Today is National Black HIV/AIDS Awareness Day.
Yes, we have our own day during Black History Month. While people never think they are at risk for contracting HIV, that it's above them, that it is a dirty person's disease, or is only contracted by those who are gay, I am here to tell you that anyone who is negative is at risk for contracting HIV if they don't educate themselves on the disease.
America has become very complacent when it comes to AIDS. We think AIDS is only a problem in third world countries. However, the total number of people living with an HIV infection in the U.S. is thought to be around 1.1 million, and of the more than 1 million people living with HIV in the United States of America today, around half are black.
As African Americans, we should be outraged and disappointed in ourselves for being ignorant on this issue. We have chosen not to educate our children or ourselves; we are silent when our voices need to be heard the most right now.
Why do you think it's everyone else problem? Because no one is talking about it? Well, I am!
Because we are middle class, we feel safe or privileged. Are only people in the inner city or those who live in poverty are at risk of contracting HIV?
Because you may have a college degree, does that make you smarter than the average Joe walking down the street? Does that mean you make better choices?
When it comes to HIV we are all on an equal playing field; this disease does not discriminate.
The H in HIV stands for human.
HIV/AIDS has no face; it does not come with a flashing neon sign. If it did, do you think the estimated 33.3 million people living with HIV/AIDS worldwide would have taken that risk?
Do you think you can spot someone with HIV/AIDS a mile away? Is someone who has AIDS skinny and wasting away with lesions all over their body?
Please STOP. Shake your head and get those stereotypes right out of your mind.
I am not gay nor am I a girl who is promiscuous, but yet I am living with AIDS.

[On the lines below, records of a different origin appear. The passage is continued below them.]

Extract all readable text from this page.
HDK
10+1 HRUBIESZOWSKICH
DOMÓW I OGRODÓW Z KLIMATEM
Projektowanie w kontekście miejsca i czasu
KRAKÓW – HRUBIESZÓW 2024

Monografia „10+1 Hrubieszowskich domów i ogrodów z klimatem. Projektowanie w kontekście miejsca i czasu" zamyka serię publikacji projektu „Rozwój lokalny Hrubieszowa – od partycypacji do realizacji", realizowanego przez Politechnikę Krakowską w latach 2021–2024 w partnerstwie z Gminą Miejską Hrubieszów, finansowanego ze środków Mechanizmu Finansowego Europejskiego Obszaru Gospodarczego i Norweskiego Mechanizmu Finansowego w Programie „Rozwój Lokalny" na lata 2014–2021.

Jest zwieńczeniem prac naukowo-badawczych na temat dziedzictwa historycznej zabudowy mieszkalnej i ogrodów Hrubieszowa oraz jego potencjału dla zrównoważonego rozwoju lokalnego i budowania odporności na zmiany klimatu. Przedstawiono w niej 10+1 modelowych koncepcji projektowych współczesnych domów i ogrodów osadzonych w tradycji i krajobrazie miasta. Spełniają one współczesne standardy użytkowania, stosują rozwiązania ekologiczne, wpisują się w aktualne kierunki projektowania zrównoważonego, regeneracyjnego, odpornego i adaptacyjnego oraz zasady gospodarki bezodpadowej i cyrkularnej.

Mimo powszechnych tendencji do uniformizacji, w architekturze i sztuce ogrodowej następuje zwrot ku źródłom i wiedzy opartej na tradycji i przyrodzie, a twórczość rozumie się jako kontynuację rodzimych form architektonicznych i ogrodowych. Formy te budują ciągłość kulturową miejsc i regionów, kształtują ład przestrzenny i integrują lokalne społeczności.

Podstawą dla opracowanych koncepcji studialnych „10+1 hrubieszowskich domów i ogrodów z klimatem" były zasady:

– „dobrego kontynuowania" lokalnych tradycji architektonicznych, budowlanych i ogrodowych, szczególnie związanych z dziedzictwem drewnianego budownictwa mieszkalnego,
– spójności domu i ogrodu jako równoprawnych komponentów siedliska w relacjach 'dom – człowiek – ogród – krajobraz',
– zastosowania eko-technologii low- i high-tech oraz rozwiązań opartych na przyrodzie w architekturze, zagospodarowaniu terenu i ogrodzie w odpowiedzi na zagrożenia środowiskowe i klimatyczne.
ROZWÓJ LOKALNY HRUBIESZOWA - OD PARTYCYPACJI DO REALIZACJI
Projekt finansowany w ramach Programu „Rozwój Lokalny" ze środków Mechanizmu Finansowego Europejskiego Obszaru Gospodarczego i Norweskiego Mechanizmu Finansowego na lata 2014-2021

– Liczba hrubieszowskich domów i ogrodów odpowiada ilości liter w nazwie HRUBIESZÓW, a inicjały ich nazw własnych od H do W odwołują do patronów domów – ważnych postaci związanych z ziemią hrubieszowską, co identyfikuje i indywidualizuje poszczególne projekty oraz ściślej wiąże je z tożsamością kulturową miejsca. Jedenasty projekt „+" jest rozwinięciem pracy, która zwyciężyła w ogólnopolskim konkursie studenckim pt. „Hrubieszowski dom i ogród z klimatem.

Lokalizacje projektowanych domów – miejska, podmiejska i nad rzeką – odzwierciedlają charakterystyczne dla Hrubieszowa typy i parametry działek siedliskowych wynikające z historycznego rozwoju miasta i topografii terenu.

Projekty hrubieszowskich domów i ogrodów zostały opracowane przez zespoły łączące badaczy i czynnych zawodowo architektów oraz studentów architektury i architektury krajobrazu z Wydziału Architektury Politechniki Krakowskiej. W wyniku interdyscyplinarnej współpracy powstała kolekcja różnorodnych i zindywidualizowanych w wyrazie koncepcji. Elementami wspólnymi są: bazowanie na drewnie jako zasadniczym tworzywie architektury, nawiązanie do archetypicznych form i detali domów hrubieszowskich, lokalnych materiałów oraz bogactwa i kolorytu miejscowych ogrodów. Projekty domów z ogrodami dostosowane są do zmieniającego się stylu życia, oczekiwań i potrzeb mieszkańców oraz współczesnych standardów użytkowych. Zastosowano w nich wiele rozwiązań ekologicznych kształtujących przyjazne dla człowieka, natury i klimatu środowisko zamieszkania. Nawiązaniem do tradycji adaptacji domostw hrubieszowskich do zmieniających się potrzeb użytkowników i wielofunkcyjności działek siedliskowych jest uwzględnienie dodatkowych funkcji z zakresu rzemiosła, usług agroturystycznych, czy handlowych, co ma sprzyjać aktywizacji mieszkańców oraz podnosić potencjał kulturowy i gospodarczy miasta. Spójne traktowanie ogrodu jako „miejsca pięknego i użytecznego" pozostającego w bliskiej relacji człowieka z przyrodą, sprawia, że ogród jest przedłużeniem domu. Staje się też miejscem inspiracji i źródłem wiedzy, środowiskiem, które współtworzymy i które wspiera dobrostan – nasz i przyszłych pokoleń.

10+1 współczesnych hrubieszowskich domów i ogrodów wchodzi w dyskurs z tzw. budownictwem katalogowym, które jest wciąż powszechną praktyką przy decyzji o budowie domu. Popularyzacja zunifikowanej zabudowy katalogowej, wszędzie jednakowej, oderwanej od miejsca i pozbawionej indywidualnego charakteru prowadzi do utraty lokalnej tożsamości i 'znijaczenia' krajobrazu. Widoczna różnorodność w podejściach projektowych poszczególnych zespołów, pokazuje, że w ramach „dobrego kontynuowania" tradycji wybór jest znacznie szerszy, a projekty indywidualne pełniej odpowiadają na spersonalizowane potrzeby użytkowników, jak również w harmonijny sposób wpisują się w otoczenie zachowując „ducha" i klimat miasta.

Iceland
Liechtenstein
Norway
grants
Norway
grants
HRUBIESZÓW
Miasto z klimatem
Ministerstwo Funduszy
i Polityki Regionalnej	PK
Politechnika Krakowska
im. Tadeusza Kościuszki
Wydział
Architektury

Every nine-and-a-half minutes, a person contracts HIV. CDC estimates that more than one million people are living with HIV in the United States. One in five (21%) of those people living with HIV is unaware of their infection, and you may have had unprotected sex with one of them.
Really, stop and think back to how many sexual partners you may have had, anal, oral or vaginal.
How many did you use protection with?
Did you go with them to be tested for HIV or any other STD?
It's 2011. Sex isn't just sex anymore, and we must learn to talk to our sexual partners about HIV/AIDS like our lives depend on it because guess what: it does.
We become ever careless when it comes to our sexual behavior; we have become complacent about HIV/AIDS.
We need to change our mind frames and stop thinking we are invincible.
Middle class African American women need to stop turning their noses up to the African American women in the club and stop thinking they are less at risk because they are picky about who they let in their beds and because they don't club hop every weekend. If you don't ask for an HIV test or go with your partner to get one, you are just as at risk as anyone else.
I ask three things of you today on National Black HIV/AIDS Awareness Day.
- Post an HIV/AIDS fact on your social media sites (Twitter/Facebook)
- Get tested for HIV. Early detection can be the difference between life and death! Yes there are lifesaving medications, but a lot of people are being diagnosed when it's too late for medication.
- Talk about HIV/AIDS when it's not National Black HIV/AIDS Awareness Day, or National Testing Day, or World AIDS Day.